Obesitas Bukan Cuma Kelebihan Makanan dan Kurang Gerak, Tapi Soal Otak
Selama ini, banyak orang beranggapan bahwa obesitas disebabkan karena makan berlebihan dan kurang gerak. Padahal sebenarnya obesitas juga bisa disebabkan karena berbagai penyebab lainnya, termasuk yang berhubungan dengan otak.
Dokter spesialis gizi dari Himpunan Studi Obesitas Indonesia, Gaga Irawan Nugraha mengatakan memang terdapat hubungan yang cukup kuat antara otak dengan obesitas. Hal ini berkaitan dengan tugas otak sebagai pusat pengaturan nafsu makan dan perilaku makan seseorang.
Dia menyebut bahwa obesitas juga disebabkan karena cara kerja otak dalam meregulasi nafsu makan.
"Ada kaitannya. Jadi cara kerjanya ketika orang merasa lapar, itu sebenarnya otak yang sedang memberikan perintah ke tubuh bahwa kamu lapar," kata Gaga dalam acara menyambut Hari Obesitas Sedunia 2024 yang digelar Novo Nordisk di Jakarta, beberapa waktu lalu.
Gaga menjelaskan, hubungan otak dengan obesitas ini dipengaruhi oleh tiga penggerak utama.

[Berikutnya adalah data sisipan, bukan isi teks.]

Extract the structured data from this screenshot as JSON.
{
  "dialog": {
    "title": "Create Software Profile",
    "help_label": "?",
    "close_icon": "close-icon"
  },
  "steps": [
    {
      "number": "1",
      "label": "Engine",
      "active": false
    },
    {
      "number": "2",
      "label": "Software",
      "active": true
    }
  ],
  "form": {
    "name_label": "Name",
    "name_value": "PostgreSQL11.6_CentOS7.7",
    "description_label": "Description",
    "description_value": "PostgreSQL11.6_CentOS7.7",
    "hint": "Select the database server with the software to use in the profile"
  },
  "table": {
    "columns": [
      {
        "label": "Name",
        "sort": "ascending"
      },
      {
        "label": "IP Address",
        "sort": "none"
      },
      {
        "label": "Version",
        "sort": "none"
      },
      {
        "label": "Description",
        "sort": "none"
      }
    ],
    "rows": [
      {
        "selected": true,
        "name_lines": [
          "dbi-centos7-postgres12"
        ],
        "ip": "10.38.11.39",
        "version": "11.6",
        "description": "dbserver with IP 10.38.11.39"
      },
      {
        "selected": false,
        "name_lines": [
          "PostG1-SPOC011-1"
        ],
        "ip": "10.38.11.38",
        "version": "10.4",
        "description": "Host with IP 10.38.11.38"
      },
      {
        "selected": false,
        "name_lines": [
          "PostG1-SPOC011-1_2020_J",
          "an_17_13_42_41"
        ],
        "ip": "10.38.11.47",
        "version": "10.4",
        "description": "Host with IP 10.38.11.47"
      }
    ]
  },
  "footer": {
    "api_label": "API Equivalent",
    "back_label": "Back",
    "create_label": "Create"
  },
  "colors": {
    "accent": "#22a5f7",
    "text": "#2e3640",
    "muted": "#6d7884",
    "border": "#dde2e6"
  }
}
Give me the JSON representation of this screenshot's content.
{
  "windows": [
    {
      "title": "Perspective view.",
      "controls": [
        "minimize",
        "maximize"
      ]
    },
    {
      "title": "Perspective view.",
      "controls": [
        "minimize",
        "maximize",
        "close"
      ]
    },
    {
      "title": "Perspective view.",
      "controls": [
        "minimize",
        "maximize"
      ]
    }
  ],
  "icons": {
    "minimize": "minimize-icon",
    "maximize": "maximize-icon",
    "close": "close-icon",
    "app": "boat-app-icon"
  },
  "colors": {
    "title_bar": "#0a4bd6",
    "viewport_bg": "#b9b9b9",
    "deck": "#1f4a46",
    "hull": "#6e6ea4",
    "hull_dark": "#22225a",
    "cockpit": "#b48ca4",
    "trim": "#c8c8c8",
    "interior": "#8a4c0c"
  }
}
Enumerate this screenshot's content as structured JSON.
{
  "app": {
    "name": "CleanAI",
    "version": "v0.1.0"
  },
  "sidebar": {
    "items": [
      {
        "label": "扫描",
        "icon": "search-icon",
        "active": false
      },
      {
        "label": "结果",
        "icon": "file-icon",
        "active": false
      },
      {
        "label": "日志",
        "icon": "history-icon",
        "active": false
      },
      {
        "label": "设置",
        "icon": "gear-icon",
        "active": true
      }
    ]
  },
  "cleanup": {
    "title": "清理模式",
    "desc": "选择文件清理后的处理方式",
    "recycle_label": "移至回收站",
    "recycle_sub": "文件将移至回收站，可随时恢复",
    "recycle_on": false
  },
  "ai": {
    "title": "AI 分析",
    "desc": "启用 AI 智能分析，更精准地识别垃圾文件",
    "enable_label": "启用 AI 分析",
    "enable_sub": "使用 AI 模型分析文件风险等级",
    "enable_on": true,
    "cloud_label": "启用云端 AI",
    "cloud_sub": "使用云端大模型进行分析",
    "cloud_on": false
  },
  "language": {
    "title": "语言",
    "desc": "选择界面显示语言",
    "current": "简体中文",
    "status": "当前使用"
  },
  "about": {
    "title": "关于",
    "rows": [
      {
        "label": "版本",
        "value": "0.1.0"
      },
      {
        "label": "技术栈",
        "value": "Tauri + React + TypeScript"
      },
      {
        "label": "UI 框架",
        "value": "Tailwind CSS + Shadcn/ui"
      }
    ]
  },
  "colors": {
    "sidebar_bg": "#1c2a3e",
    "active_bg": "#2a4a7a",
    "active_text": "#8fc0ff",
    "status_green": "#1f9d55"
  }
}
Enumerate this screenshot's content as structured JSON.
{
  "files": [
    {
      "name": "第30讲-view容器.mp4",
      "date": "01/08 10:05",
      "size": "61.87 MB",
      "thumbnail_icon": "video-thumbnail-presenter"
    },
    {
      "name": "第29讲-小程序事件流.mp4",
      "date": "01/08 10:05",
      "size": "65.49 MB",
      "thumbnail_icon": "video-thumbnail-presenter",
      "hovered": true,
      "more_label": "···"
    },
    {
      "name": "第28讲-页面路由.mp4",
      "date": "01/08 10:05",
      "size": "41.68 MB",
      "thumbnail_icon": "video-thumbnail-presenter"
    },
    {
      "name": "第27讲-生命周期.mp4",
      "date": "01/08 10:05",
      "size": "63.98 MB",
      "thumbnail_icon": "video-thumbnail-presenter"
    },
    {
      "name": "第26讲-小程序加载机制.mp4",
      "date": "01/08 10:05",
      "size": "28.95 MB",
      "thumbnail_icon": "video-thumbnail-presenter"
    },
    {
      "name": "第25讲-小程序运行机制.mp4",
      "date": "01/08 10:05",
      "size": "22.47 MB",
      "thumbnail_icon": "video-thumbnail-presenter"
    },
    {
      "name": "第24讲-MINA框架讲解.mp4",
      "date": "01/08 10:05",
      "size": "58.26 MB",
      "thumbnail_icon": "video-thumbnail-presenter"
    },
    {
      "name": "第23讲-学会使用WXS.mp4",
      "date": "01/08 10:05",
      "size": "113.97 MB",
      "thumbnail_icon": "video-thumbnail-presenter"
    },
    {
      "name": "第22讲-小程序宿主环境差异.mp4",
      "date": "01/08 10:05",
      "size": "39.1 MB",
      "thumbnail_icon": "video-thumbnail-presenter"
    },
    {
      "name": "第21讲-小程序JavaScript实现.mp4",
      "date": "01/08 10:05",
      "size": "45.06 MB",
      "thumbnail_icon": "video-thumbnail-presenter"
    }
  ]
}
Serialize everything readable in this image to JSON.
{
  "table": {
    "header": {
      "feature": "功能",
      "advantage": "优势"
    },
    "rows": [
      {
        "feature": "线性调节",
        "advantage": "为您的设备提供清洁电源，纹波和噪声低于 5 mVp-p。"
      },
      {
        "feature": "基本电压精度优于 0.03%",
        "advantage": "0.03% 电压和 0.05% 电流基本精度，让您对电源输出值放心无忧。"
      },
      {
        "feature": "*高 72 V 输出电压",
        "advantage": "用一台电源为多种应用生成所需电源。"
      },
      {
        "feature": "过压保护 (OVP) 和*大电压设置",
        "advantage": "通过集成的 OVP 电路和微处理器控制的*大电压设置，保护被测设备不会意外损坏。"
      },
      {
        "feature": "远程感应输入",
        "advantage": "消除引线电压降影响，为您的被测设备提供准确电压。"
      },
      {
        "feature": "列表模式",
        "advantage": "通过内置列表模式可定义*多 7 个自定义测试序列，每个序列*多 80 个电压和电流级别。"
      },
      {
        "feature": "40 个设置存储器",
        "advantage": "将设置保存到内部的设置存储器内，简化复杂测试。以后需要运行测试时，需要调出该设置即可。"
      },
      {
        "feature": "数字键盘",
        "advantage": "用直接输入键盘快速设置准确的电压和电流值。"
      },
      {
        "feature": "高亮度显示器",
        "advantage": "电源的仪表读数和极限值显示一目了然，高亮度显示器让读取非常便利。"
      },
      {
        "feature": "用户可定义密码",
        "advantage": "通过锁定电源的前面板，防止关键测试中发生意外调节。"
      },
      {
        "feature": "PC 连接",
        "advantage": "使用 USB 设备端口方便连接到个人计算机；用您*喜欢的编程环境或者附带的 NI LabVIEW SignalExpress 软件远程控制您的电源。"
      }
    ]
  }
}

Tiga penggerak itu mulai dari homeostatic eating yang dipengaruhi oleh sinyal lapar, hedonic eating yakni rasa lapar yang dipengaruhi keinginan atau kesenangan, dan executive function yang melibatkan pengambilan keputusan untuk makan.
Sinyal ketiga, atau executive function ini sangat dipengaruhi oleh faktor eksternal, yakni intervensi gaya hidup. Misal, saat Anda berada di lingkungan dengan kebiasaan makan tengah malam, atau makan makanan manis hingga cepat saji keputusan untuk makan akan diproses oleh otak.
"Nah, intervensi gaya hidup ini juga memengaruhi executive function yang bisa memunculkan pengambilan keputusan untuk makan," kata dia.
Sebagai contohnya, Anda tiba-tiba memutuskan untuk makan hanya karena orang di sekitarnya makan makanan cepat saji atau minum minuman manis. Padahal tubuh tidak merasa lapar sama sekali.
"Jadi otak akan merespons itu, lalu muncullah rasa lapar yang sebenarnya tidak dibutuhkan tubuh," kata dia.
Obesitas itu Kompleks
Gaga menyebut untuk tak meremehkan kompleksitas ilmiah dari obesitas. Sebab kata dia, pemahaman akan keseimbangan energi merupakan hal yang penting untuk menentukan langkah-langkah yang efektif untuk mengatasi obesitas.
Memberikan pemahaman terkait obesitas juga merupakan langkah krusial dalam mengatasi masalah yang kompleks berkaitan dengan obesitas.
Misalnya dengan menyediakan penanganan obesitas yang lebih komprehensif dan beralih dari yang semula hanya fokus pada indeks massa tubuh menjadi penanganan komplikasi terkait obesitas.
Selain itu, diperlukan juga tiga pilar pendukung untuk memberikan perawatan obesitas yang lebih baik, yaitu intervensi psikologis dan perilaku, farmakoterapi, hingga bedah bariatrik.
"Walaupun terapi gizi medis dan aktivitas fisik merupakan dasar untuk mengelola obesitas, hal ini tidak cukup bagi banyak pasien. Makanya, intervensi lainnya memang perlu dilakukan," kata dia.